Czytaj: Jest już projekt ustawy o instytucji na miejsce BOR>>
Zgodnie z projektem pracą PSO kierowałby komendant, który otrzyma status centralnego organu administracji rządowej - podobnie jak np. policja. Ma to przyspieszyć i usprawnić proces decyzyjny, bo dzięki temu komendant PSO mógłby sam podejmować różne decyzje, nie tak jak obecnie, gdy szef BOR zwraca się o ich podjęcie do ministra SWiA.

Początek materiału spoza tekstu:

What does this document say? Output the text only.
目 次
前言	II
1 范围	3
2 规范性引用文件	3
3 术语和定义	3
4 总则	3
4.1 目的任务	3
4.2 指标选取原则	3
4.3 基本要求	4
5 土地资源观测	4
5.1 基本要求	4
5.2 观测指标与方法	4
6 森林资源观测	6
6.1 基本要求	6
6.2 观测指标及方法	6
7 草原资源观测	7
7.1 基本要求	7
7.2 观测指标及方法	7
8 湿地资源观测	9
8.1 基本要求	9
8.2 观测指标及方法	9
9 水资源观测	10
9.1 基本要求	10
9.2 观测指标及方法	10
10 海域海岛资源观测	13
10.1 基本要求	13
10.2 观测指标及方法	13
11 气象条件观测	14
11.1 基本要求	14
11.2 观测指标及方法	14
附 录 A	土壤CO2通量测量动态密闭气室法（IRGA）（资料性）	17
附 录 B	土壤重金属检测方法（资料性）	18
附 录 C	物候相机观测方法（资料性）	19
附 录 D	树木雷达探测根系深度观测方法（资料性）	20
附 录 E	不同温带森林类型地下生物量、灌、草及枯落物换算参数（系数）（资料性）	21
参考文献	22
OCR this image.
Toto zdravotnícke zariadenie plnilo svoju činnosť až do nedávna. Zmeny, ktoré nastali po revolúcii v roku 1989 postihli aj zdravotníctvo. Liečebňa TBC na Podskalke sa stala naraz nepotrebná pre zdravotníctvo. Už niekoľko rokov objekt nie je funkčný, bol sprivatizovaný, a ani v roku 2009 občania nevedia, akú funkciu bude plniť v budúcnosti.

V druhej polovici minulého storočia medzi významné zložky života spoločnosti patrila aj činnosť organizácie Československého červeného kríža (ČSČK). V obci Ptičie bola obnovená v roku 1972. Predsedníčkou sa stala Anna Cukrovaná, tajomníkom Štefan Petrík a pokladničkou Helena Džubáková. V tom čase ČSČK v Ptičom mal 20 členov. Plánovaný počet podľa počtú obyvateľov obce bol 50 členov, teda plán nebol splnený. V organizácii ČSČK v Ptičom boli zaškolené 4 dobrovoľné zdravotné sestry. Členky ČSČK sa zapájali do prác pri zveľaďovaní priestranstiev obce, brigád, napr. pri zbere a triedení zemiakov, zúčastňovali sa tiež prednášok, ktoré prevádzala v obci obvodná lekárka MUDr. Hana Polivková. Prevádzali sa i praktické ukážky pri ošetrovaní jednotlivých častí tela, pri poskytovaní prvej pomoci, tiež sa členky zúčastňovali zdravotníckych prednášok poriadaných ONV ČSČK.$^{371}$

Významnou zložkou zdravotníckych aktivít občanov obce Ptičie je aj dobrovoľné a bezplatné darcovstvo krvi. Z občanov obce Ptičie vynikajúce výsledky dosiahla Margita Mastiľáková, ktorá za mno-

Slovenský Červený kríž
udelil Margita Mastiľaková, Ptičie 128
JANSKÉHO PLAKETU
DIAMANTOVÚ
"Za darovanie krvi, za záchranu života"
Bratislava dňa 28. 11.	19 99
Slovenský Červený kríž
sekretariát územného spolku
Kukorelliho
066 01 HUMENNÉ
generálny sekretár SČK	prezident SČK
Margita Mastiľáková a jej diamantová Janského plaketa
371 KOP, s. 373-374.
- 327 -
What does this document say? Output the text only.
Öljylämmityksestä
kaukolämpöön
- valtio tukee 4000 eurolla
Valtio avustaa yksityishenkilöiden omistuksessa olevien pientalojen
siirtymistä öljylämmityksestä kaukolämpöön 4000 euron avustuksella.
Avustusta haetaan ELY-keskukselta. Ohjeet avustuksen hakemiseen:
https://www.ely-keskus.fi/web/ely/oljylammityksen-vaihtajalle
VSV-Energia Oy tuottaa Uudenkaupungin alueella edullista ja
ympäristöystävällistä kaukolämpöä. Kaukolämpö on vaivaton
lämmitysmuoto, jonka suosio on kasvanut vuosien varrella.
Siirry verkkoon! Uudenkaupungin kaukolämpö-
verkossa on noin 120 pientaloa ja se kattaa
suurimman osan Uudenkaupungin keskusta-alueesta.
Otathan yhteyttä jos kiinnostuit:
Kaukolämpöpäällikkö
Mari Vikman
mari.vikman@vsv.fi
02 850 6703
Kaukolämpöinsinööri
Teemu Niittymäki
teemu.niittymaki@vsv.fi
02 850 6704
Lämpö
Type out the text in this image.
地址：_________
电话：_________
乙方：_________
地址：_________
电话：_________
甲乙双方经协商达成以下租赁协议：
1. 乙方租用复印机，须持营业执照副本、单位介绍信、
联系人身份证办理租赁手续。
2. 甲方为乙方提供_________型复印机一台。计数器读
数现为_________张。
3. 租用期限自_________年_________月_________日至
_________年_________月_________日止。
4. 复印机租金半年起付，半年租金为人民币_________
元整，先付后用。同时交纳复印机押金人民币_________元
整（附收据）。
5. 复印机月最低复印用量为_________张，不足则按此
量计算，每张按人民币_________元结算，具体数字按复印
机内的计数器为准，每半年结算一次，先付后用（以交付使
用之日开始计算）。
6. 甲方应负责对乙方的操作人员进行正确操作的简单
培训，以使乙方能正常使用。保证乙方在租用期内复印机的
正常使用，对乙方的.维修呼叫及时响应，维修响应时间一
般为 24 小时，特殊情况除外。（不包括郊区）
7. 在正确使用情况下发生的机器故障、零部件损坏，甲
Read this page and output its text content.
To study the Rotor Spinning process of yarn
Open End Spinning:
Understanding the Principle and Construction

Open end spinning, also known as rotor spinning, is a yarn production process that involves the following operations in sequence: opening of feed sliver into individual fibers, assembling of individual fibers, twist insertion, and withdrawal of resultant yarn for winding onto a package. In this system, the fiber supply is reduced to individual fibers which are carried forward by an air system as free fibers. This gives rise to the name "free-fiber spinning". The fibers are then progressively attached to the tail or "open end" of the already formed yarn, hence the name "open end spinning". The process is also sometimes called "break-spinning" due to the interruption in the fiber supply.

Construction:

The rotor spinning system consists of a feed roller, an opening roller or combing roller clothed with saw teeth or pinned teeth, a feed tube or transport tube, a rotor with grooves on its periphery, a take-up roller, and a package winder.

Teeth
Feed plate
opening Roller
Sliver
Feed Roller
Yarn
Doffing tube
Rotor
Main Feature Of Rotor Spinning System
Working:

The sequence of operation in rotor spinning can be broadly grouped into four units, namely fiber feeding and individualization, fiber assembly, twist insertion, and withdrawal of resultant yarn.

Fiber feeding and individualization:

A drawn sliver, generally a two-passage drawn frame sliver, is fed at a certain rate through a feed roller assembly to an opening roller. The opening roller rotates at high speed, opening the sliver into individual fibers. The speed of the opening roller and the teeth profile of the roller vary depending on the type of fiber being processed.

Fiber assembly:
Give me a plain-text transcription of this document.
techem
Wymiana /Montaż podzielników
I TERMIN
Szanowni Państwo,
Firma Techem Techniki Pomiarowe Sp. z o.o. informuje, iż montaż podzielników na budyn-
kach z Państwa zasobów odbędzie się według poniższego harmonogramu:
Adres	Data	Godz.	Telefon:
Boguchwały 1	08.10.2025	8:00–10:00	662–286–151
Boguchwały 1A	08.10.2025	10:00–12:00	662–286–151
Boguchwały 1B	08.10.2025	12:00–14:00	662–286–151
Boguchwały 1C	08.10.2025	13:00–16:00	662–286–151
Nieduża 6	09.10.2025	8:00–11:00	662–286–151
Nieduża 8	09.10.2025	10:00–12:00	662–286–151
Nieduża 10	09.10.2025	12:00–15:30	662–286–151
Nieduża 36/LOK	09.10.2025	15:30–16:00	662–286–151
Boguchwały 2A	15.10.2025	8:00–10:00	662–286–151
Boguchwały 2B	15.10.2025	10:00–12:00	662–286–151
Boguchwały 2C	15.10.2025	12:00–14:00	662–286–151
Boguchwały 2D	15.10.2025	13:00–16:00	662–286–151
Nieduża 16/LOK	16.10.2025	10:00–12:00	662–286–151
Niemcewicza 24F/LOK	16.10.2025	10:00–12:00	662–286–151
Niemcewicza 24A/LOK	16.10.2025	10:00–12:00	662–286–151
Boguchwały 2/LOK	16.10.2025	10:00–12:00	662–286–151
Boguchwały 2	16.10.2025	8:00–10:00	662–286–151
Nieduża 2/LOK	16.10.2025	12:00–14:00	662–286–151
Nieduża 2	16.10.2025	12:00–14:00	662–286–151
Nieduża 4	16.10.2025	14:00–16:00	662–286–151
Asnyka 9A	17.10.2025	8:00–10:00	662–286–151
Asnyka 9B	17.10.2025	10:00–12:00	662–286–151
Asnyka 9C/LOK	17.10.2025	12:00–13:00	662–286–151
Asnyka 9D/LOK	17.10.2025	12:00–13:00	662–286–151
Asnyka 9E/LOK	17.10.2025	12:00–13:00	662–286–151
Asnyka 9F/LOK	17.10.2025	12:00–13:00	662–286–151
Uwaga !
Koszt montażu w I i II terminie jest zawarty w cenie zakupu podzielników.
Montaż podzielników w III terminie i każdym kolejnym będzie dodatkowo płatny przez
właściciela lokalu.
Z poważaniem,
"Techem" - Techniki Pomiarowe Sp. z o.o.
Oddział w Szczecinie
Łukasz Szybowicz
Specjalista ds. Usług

Jednym z założeń projektu ustawy o PSO jest to, że miałaby ona chronić więcej obiektów administracji rządowej. Dopytywany o to Błaszczak podkreślił, że sytuacja, w której "budynki rządowe w jakiejś części są chronione przez prywatne firmy ochroniarskie" nie jest dobra. "To źle, tak być nie powinno" - powiedział. Odniósł się także do planów, by kandydatów do służby badać wariografem. "Chodzi nam o elitę" - podkreślił.
Minister Błaszczak mówił, że nowe BOR "będzie elitarne" m.in. ze względu na umiejętności i wyszkolenie. Jego zdaniem wcześniej, przed 2016 r., liczba szkoleń w tej formacji była "drastycznie niska".